Problem List Reconciliation
In a two-week sprint with the Department of Defense, I co-designed approaches to problem list reconciliation with working physicians—exploring faster ways to relate, consolidate, and review diagnoses inside a complex military EHR.
- EHR Usability
- Clinical Research
- Problem Lists

Problem list reconciliation in military EHRs
In 2015, I worked with the DoD on EHR usability research focused on one of the most persistent pain points in electronic records: the problem list. Through interviews, co-design sessions, and rapid prototyping with clinical SMEs, we explored interaction patterns that could make reconciliation faster, clearer, and more trustworthy without adding administrative burden.
Challenge
The Problem List is a Shared Pain Point
In health informatics circles, problem lists are often described as the problem of all EMRs—because few systems present them well. As diagnoses accumulate over time, inconsistent documentation, duplicate entries, and unclear standards make lists harder to scan, trust, and reconcile—leaving critical context buried in long, difficult-to-read records.

From the clinic
“The document can quickly grow to 30 or more lines of text, making a clear and quick understanding of the patient's health nearly impossible.”

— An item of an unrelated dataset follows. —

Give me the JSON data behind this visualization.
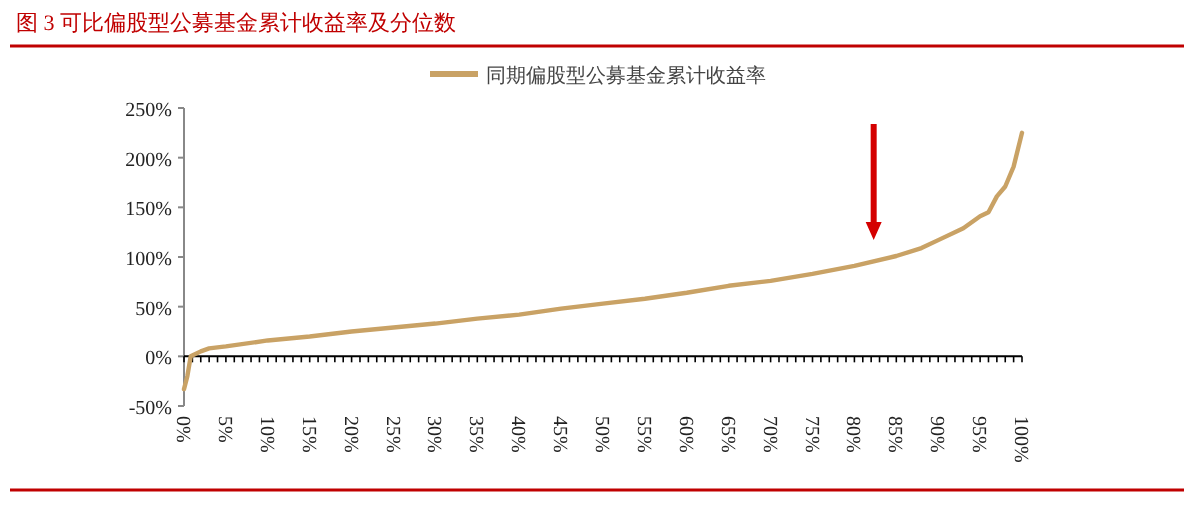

“Different codes are added to the problem list that reference the same disease. The problem list becomes redundant…”
“One physician would not add 'persistent cough'… Yet, if that patient is admitted to the emergency room, such information could be a key clue for determining treatment.”
The impact
Overgrown lists, redundant entries, and unclear governance make problem lists hard to trust and slow to reconcile—pulling clinicians away from the clinical picture and toward administrative cleanup.
Prototyping
Fast, Direct Reconciliation
“Something that lets you somehow update the problem list in a user-friendly way that takes like five seconds.”
— Emergency physician
Direct manipulation
Early concepts supported the right relationships, but they asked for too much navigation—new windows, extra taps, and heavy attention shifts.
Letting clinicians drag one problem onto another to define a relationship became the core of the interaction: fewer steps, less context switching, more time on the clinical decision.
Hick's Law
Too many relationship types slowed people down. I collapsed the set to two high-value options: Similar to for duplicates and close cousins, and Secondary to when one problem was a consequence or symptom of another.
Click-through prototype: Shown to clinical SMEs for qualitative feedback on speed and clarity.
Refinement
Status, Timing, and History
“We sometimes see quiescent inflammation that becomes active, then back to quiescent and back to active.”
— Ophthalmologist
When was it last active?
Recurrence timing often signals when management should change. I explored sort orders that surface last active alongside status tags (putative, active, quiescent, resolved) so the list reads as a timeline, not just a stack of labels.
What's the history of the problem?
An info view could expose the full arc for a diagnosis—labs, referrals, notes—scrubbed through a compact activity strip so clinicians could see quiet and busy periods at a glance.
Linking common workups to a diagnosis could also reduce missed follow-up when the chart is dense.
Later iteration: Resolved filters, info affordances, and calmer hierarchy for review.
Formative feedback
What Clinicians Said
Qualitative sessions validated the direction; together with structured feedback, the program advanced toward summative testing.
This is an efficient and effective method for problem list reconciliation.
- 60% strongly agreed
- 40% agreed
- 0% were neutral or disagreed
“I like the tools used to better represent the clinical picture.”
This novel method of reconciling the problem list will support more effective care coordination.
- 80% strongly agreed
- 20% were neutral
- 0% disagreed
“This is a great way to provide a sub-structure to the overall list, a great feature to reduce clutter.”